Lila gave him a smile, grabbed her purse from under the counter, and slipped out the back door. Tom listened to her footsteps go up the small side path and out the side gate, which led to her apartment in the building next door. Tom glanced at what he was wearing and decided he could do with a freshening up. He turned and took the small staircase up to his own apartment above the bakery, two at a time.
He quickly showered, shaved, and pulled on the soft blue button-down Linda had bought him last Christmas, a pair of dark blue trousers, and slid the silver wristwatch his father had left him onto his left wrist. He looked at himself in the small mirror over the dresser, and he sprayed on some deodorant, brushed his teeth, and tried hard to ignore the excitement zinging through his veins at the thought of his date.
He was picking up his keys when his phone buzzed with a message from Lila.
I’m on my way back. I’ll be there in a few minutes.
Tom smiled. He grabbed his keys and his wallet, then went back downstairs to wait for Lila.
He stepped out onto the front step of the bakery just in time to see her round the corner from her building. She had changedinto a soft cream blouse with small dark buttons down the front and a long pale skirt that brushed her ankles. Her hair was loose around her shoulders. She’d taken the small silver hoop earrings out and put pearl studs in instead. She walked toward him in the slow gold of the early evening light, and Tom forgot, for a moment, what he had been about to say.
“I’m sorry I had to rush off like that,” Lila said, stopping and looking at him. “Oh, you changed, too.”
“Yes, I thought I may as well freshen up while I waited,” Tom admitted. He smiled. “Shall we?” He said and stepped aside for her to walk toward his truck.

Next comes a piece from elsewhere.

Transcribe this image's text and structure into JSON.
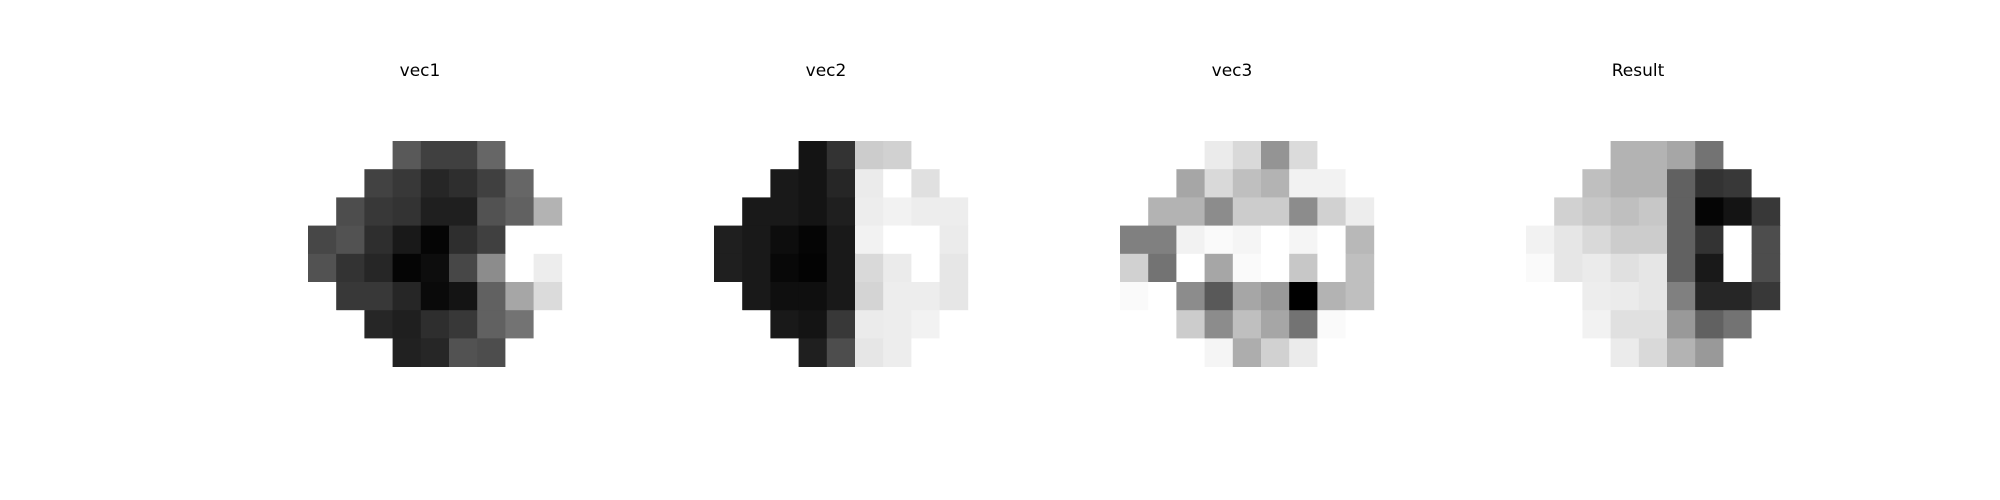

Tom opened the passenger door of his truck for her. She climbed up and settled into the seat as Tom climbed into the driver’s side.
“Where are we going?” Lila asked as he started the engine. “I’ve been meaning to ask you the whole day.”
“The Driftwood,” Tom answered. “Down at the marina.”
“Oh, yes, I’ve heard that’s a great restaurant,” Lila said. “A lot of the customers talk about it.”
“Yes, I haven’t eaten there myself,” Tom admitted. “But, it comes highly recommended.”
He drove them along Bay View Drive in the easy gold of the early summer evening. The bay glittered to their right, soft pink at the horizon line where the sun was beginning its slow tilt down. The festival was still going on the far side, the distant sound of the bluegrass band carrying faintly across the water. Lila had her window cracked. The warm Gulf air came in and stirred the small curls of her hair against her temple.
Tom glanced over at her.
She was looking down at the leather-bound binder in her lap, the one she had brought with her tonight.